By contrast, the European Union has a comprehensive privacy framework, the EU Data Protection Directive. Each member state has its own unique law implementing the Directive. The most notable thing about the EU Directive and member state laws for purposes of cloud computing is this -- in the absence of specific compliance mechanisms, the EU prohibits (yes, you read correctly, prohibits) the transfer of personal information of EU residents out of the EU to the US and the vast majority of countries around the world.
What does this mean for cloud computing? If you want to put data in the cloud that includes personal information of EU residents (and that might be something as simple as an email address or employment information), and the data will flow from the EU to almost anywhere in the world, you cannot simple throw the data in the cloud and hope for the best. You need to have, at a minimum, one or more of the following:
- International Safe Harbor Certification (which allows data transfer from the EU to the US, but not from the EU to other countries);
- model contracts (which allow data transfer from the EU to non-US countries, but do not always work well with multi-tiered vendor relationships); or
- Binding Corporate Rules (which are designed for a multinational company and therefore may not function well for cloud provider relationships).

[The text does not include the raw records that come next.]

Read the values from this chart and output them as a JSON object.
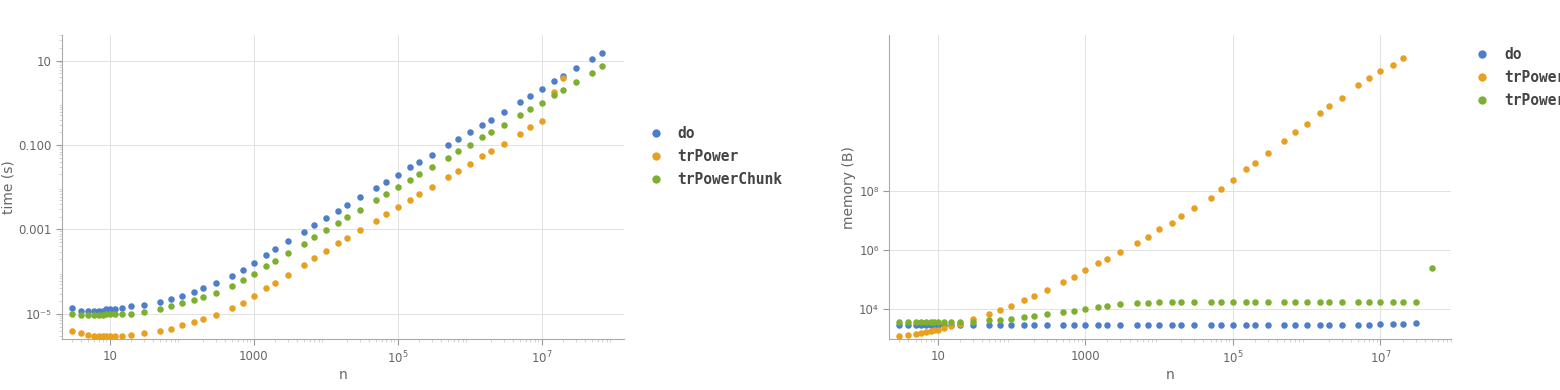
{
  "time_ylabel": "time (s)",
  "mem_ylabel": "memory (B)",
  "xlabel": "n",
  "colors": {
    "do": "#4f7ec9",
    "trPower": "#e8a020",
    "trPowerChunk": "#7db030"
  },
  "legend_labels": [
    "do",
    "trPower",
    "trPowerChunk"
  ],
  "dot_size": 22,
  "time": {
    "do_x": [
      3,
      4,
      5,
      6,
      7,
      8,
      9,
      10,
      12,
      15,
      20,
      30,
      50,
      70,
      100,
      150,
      200,
      300,
      500,
      700,
      1000,
      1500,
      2000,
      3000,
      5000,
      7000,
      10000,
      15000,
      20000,
      30000,
      50000,
      70000,
      100000,
      150000,
      200000,
      300000,
      500000,
      700000,
      1000000,
      1500000,
      2000000,
      3000000,
      5000000,
      7000000,
      10000000,
      15000000,
      20000000,
      30000000,
      50000000,
      70000000
    ],
    "do_y": [
      1.4e-05,
      1.2e-05,
      1.2e-05,
      1.2e-05,
      1.2e-05,
      1.2e-05,
      1.3e-05,
      1.3e-05,
      1.3e-05,
      1.4e-05,
      1.5e-05,
      1.6e-05,
      1.9e-05,
      2.2e-05,
      2.7e-05,
      3.3e-05,
      4e-05,
      5.5e-05,
      8e-05,
      0.00011,
      0.00016,
      0.00025,
      0.00034,
      0.00052,
      0.00087,
      0.00125,
      0.00185,
      0.0028,
      0.0038,
      0.0058,
      0.0095,
      0.0135,
      0.0195,
      0.0295,
      0.0395,
      0.059,
      0.098,
      0.14,
      0.2,
      0.3,
      0.4,
      0.61,
      1.02,
      1.45,
      2.1,
      3.2,
      4.3,
      6.5,
      10.7,
      15
    ],
    "trPower_x": [
      3,
      4,
      5,
      6,
      7,
      8,
      9,
      10,
      12,
      15,
      20,
      30,
      50,
      70,
      100,
      150,
      200,
      300,
      500,
      700,
      1000,
      1500,
      2000,
      3000,
      5000,
      7000,
      10000,
      15000,
      20000,
      30000,
      50000,
      70000,
      100000,
      150000,
      200000,
      300000,
      500000,
      700000,
      1000000,
      1500000,
      2000000,
      3000000,
      5000000,
      7000000,
      10000000,
      15000000,
      20000000
    ],
    "trPower_y": [
      4e-06,
      3.5e-06,
      3.2e-06,
      3e-06,
      3e-06,
      3e-06,
      3e-06,
      3e-06,
      3e-06,
      3e-06,
      3.2e-06,
      3.5e-06,
      4e-06,
      4.5e-06,
      5.5e-06,
      6.5e-06,
      7.5e-06,
      9.5e-06,
      1.35e-05,
      1.8e-05,
      2.7e-05,
      4e-05,
      5.5e-05,
      8.5e-05,
      0.00014,
      0.00021,
      0.00031,
      0.00047,
      0.00064,
      0.00097,
      0.00162,
      0.0023,
      0.00335,
      0.0051,
      0.0068,
      0.0102,
      0.017,
      0.0245,
      0.036,
      0.054,
      0.072,
      0.108,
      0.18,
      0.26,
      0.37,
      1.8,
      3.8
    ],
    "trPowerChunk_x": [
      3,
      4,
      5,
      6,
      7,
      8,
      9,
      10,
      12,
      15,
      20,
      30,
      50,
      70,
      100,
      150,
      200,
      300,
      500,
      700,
      1000,
      1500,
      2000,
      3000,
      5000,
      7000,
      10000,
      15000,
      20000,
      30000,
      50000,
      70000,
      100000,
      150000,
      200000,
      300000,
      500000,
      700000,
      1000000,
      1500000,
      2000000,
      3000000,
      5000000,
      7000000,
      10000000,
      15000000,
      20000000,
      30000000,
      50000000,
      70000000
    ],
    "trPowerChunk_y": [
      1e-05,
      9.5e-06,
      9.5e-06,
      9.5e-06,
      9.5e-06,
      9.5e-06,
      9.8e-06,
      9.8e-06,
      9.8e-06,
      9.8e-06,
      1e-05,
      1.1e-05,
      1.3e-05,
      1.5e-05,
      1.8e-05,
      2.1e-05,
      2.5e-05,
      3.2e-05,
      4.6e-05,
      6.2e-05,
      9e-05,
      0.000135,
      0.000182,
      0.000275,
      0.000455,
      0.000655,
      0.000955,
      0.00144,
      0.00194,
      0.00294,
      0.00488,
      0.0069,
      0.00995,
      0.015,
      0.0201,
      0.0302,
      0.0502,
      0.0705,
      0.101,
      0.152,
      0.202,
      0.303,
      0.503,
      0.706,
      1.01,
      1.52,
      2.02,
      3.03,
      5.05,
      7.6
    ]
  },
  "memory": {
    "do_x": [
      3,
      4,
      5,
      6,
      7,
      8,
      9,
      10,
      12,
      15,
      20,
      30,
      50,
      70,
      100,
      150,
      200,
      300,
      500,
      700,
      1000,
      1500,
      2000,
      3000,
      5000,
      7000,
      10000,
      15000,
      20000,
      30000,
      50000,
      70000,
      100000,
      150000,
      200000,
      300000,
      500000,
      700000,
      1000000,
      1500000,
      2000000,
      3000000,
      5000000,
      7000000,
      10000000,
      15000000,
      20000000,
      30000000
    ],
    "do_y": [
      2800,
      2800,
      2800,
      2800,
      2800,
      2800,
      2800,
      2800,
      2800,
      2800,
      2800,
      2800,
      2800,
      2800,
      2800,
      2800,
      2800,
      2800,
      2800,
      2800,
      2800,
      2800,
      2800,
      2800,
      2800,
      2800,
      2800,
      2800,
      2800,
      2800,
      2800,
      2800,
      2800,
      2800,
      2800,
      2800,
      2800,
      2800,
      2800,
      2800,
      2800,
      2800,
      2800,
      2800,
      2900,
      2900,
      2900,
      3200
    ],
    "trPower_x": [
      3,
      4,
      5,
      6,
      7,
      8,
      9,
      10,
      12,
      15,
      20,
      30,
      50,
      70,
      100,
      150,
      200,
      300,
      500,
      700,
      1000,
      1500,
      2000,
      3000,
      5000,
      7000,
      10000,
      15000,
      20000,
      30000,
      50000,
      70000,
      100000,
      150000,
      200000,
      300000,
      500000,
      700000,
      1000000,
      1500000,
      2000000,
      3000000,
      5000000,
      7000000,
      10000000,
      15000000,
      20000000
    ],
    "trPower_y": [
      1200,
      1300,
      1400,
      1500,
      1600,
      1700,
      1800,
      1900,
      2100,
      2500,
      3100,
      4400,
      6400,
      8800,
      12500.0,
      19500.0,
      26500.0,
      44000.0,
      79000.0,
      118000.0,
      197000.0,
      344000.0,
      490000.0,
      835000.0,
      1670000.0,
      2750000.0,
      4900000.0,
      8350000.0,
      13700000.0,
      26500000.0,
      59000000.0,
      118000000.0,
      245000000.0,
      540000000.0,
      880000000.0,
      1960000000.0,
      4900000000.0,
      9800000000.0,
      19600000000.0,
      44000000000.0,
      78000000000.0,
      147000000000.0,
      390000000000.0,
      690000000000.0,
      1180000000000.0,
      1960000000000.0,
      3430000000000.0
    ],
    "trPowerChunk_x": [
      3,
      4,
      5,
      6,
      7,
      8,
      9,
      10,
      12,
      15,
      20,
      30,
      50,
      70,
      100,
      150,
      200,
      300,
      500,
      700,
      1000,
      1500,
      2000,
      3000,
      5000,
      7000,
      10000,
      15000,
      20000,
      30000,
      50000,
      70000,
      100000,
      150000,
      200000,
      300000,
      500000,
      700000,
      1000000,
      1500000,
      2000000,
      3000000,
      5000000,
      7000000,
      10000000,
      15000000,
      20000000,
      30000000,
      50000000
    ],
    "trPowerChunk_y": [
      3400,
      3400,
      3400,
      3400,
      3400,
      3400,
      3400,
      3400,
      3400,
      3400,
      3500,
      3600,
      4000,
      4200,
      4500,
      5000,
      5500,
      6400,
      7500,
      8400,
      9500,
      11000.0,
      12000.0,
      13800.0,
      15200.0,
      15800.0,
      16200.0,
      16300.0,
      16300.0,
      16300.0,
      16300.0,
      16300.0,
      16300.0,
      16300.0,
      16300.0,
      16300.0,
      16300.0,
      16300.0,
      16300.0,
      16300.0,
      16300.0,
      16300.0,
      16300.0,
      16300.0,
      16300.0,
      16300.0,
      16300.0,
      16300.0,
      240000.0
    ]
  },
  "time_xlim": [
    2.2,
    140000000.0
  ],
  "time_ylim": [
    2.5e-06,
    40
  ],
  "mem_xlim": [
    2.2,
    90000000.0
  ],
  "mem_ylim": [
    900,
    20000000000000.0
  ],
  "time_yticks": [
    1e-05,
    0.001,
    0.1,
    10
  ],
  "time_yticklabels": [
    "10⁻⁵",
    "0.001",
    "0.100",
    "10"
  ],
  "mem_yticks": [
    10000.0,
    1000000.0,
    100000000.0
  ],
  "mem_yticklabels": [
    "10⁴",
    "10⁶",
    "10⁸"
  ]
}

So what, what does this tell us? All of the stakeholders within an organization should be part of the cloud discussion and due diligence -- IT, legal, information security, and all of the relevant business groups. And those stakeholders, in investigating a potential cloud relationship and in negotiating the terms of a relationship with a cloud provider, should consider and pose the following questions internally and to the vendor long before any contract is signed:
- What kind of data will be in the cloud?
- Where do the data subjects reside?
- Where will the data be stored?
- Where are the servers?
- Will the data be transferred to other locations and, if so, when and where?
- Can certain types of data be restricted to particular geographic areas?
- What is our compliance plan for cross-border data transfers?
Is that the end of the inquiry? No, it is just the tip of the iceberg, but it is a good start.